La prolongation jusqu’à la mi-mai du confinement répond aux erreurs accumulées au début d’une épidémie traitée par la négligence. Le nombre de décès va peut-être se stabiliser sans pour autant chuter significativement en raison du décalage entre le début de l’infection et ses manifestations ultimes. Le sauvetage des secteurs dévastés se ferait avec l’aide du Mécanisme européen de stabilité avec octroi d’un prêt sans condition d’affectation par la BCE à hauteur de 2% du PIB pour chacun des 27 pays. L’emprunt ira au renflouement des sociétés et de leurs actionnaires, pas aux travailleurs qui sont la charpente de l’économie.

Ce gouvernement continuera son œuvre de forfaiture tant qu’il est au pouvoir, ce qu’aucune opposition ne lui conteste. 

Il n’y en effet que deux domaines où se voit sa poigne, celle de la répression policière et judicaire. Accabler d’une amende de plus de 100 euros de malheureux citoyens, en tuer quelques-uns par placage ventral ou au décours d’un  contrôle dans un commissariat, cela fait partie de ses compétences affirmées. Aucun pays, y compris du tiers-monde réputés sauvages, ne s’est aventuré dans de telles violences pour contraindre sa population. En pleine crise sanitaire, le Ministère de l’Intérieur  recrute. Une annonce pour l’acquisition de  micro-drones de surveillance de jour comme de nuit a été diffusée le 29 mars 2020. 

 Affliger d’impôts les travailleurs et épargner les institutions bancaires ou les entreprises du CAC 40 non financières qui se sont spécialisées dans l’évasion fiscale et la prédation des ressources de l’Etat en est la deuxième.

Pour le reste, l’Etat est vacant. Dans l’éducation, santé et nombre de services publics vendus à l’encan, il est remarquablement absent. Au lieu d’adapter toutes ses capacités industrielles pour la production de masques et de tests pour le diagnostic, la France est toujours dépendantes des livraisons de Chine.

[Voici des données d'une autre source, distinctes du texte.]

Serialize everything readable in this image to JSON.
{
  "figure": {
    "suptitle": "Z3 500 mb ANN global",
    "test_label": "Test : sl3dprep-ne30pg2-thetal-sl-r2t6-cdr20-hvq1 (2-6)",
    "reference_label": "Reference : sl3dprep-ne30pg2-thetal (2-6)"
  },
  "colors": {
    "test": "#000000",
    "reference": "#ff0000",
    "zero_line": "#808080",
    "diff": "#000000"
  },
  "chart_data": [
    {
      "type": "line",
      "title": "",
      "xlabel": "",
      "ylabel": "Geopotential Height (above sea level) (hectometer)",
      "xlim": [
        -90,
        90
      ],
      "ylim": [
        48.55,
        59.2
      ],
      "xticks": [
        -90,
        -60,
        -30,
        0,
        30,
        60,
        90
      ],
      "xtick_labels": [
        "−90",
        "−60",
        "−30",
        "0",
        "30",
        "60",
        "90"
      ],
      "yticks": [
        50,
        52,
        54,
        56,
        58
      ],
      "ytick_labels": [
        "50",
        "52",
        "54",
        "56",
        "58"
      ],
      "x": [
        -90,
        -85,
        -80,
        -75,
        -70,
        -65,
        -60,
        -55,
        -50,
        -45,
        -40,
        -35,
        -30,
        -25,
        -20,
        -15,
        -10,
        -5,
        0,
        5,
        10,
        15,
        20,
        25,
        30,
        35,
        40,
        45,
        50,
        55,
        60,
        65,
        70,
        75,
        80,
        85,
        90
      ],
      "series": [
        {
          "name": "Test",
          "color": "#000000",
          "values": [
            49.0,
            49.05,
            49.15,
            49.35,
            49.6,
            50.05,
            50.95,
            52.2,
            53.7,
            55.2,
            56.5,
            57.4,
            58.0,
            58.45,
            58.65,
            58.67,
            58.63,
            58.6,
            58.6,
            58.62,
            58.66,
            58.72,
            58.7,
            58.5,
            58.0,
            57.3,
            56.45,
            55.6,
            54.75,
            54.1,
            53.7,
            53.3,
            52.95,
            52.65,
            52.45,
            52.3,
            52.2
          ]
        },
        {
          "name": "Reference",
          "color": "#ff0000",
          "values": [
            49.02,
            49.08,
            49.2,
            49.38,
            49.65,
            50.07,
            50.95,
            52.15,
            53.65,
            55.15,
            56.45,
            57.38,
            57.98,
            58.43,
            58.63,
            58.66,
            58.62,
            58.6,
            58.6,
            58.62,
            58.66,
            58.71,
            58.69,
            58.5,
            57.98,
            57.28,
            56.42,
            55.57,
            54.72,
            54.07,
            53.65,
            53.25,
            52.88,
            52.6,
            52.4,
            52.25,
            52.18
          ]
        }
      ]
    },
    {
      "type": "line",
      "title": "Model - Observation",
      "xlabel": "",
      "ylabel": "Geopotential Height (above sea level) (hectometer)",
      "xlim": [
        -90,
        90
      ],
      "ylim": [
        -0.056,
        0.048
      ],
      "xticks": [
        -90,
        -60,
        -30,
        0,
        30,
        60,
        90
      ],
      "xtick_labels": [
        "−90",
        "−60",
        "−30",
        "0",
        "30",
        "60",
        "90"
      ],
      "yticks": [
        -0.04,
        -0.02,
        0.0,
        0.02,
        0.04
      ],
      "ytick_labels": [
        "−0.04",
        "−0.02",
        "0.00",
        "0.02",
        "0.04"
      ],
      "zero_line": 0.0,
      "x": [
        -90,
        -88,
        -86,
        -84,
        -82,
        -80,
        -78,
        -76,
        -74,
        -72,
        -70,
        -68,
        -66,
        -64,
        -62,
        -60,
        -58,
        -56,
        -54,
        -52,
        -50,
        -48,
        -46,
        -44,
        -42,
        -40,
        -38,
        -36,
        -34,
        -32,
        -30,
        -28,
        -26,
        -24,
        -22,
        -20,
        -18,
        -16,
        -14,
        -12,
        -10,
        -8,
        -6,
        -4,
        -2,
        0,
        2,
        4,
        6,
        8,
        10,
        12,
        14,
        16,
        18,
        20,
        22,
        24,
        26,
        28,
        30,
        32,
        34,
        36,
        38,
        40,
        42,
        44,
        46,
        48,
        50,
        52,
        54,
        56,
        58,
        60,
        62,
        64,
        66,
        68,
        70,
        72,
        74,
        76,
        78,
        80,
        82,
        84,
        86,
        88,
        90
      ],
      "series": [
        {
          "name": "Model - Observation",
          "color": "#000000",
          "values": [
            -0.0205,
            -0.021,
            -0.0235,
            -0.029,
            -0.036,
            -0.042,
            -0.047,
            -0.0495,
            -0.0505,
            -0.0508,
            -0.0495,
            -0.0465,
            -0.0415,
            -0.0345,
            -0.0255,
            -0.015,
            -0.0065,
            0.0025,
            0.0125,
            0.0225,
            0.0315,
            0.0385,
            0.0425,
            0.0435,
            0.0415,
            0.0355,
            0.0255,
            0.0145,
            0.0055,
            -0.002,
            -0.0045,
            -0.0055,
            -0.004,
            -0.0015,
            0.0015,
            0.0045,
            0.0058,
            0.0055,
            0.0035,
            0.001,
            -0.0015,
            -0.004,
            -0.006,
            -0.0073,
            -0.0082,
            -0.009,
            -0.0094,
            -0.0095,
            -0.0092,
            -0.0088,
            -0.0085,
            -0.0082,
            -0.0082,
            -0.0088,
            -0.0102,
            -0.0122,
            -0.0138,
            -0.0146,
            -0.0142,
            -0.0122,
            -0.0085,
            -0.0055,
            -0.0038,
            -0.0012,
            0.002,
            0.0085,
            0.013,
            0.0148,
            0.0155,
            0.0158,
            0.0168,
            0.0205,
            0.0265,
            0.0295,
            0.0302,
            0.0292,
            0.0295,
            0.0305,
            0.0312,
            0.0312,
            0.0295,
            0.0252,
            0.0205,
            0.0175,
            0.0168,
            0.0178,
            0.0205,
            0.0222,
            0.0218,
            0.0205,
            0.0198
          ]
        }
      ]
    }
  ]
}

L’armée est actuellement chargée de  convoyer les précieuses cargaisons qui arrivent à l’aéroport de Roissy.

Les confinés et ceux qui vont travailler la peur au ventre car ils mettent leur vie en danger n’en veulent plus. Alors, l’insurrection qui vient ? L’économie telle qu’elle était configurée avant le COVID-19 ne se relèvera pas de cet arrêt d’activité massif même si non total de plus de deux mois. Sans circulation et même sans accélération de circulation de la marchandise et de la monnaie électronique, elle est morte. Inutile de la pleurer, elle nous tuait.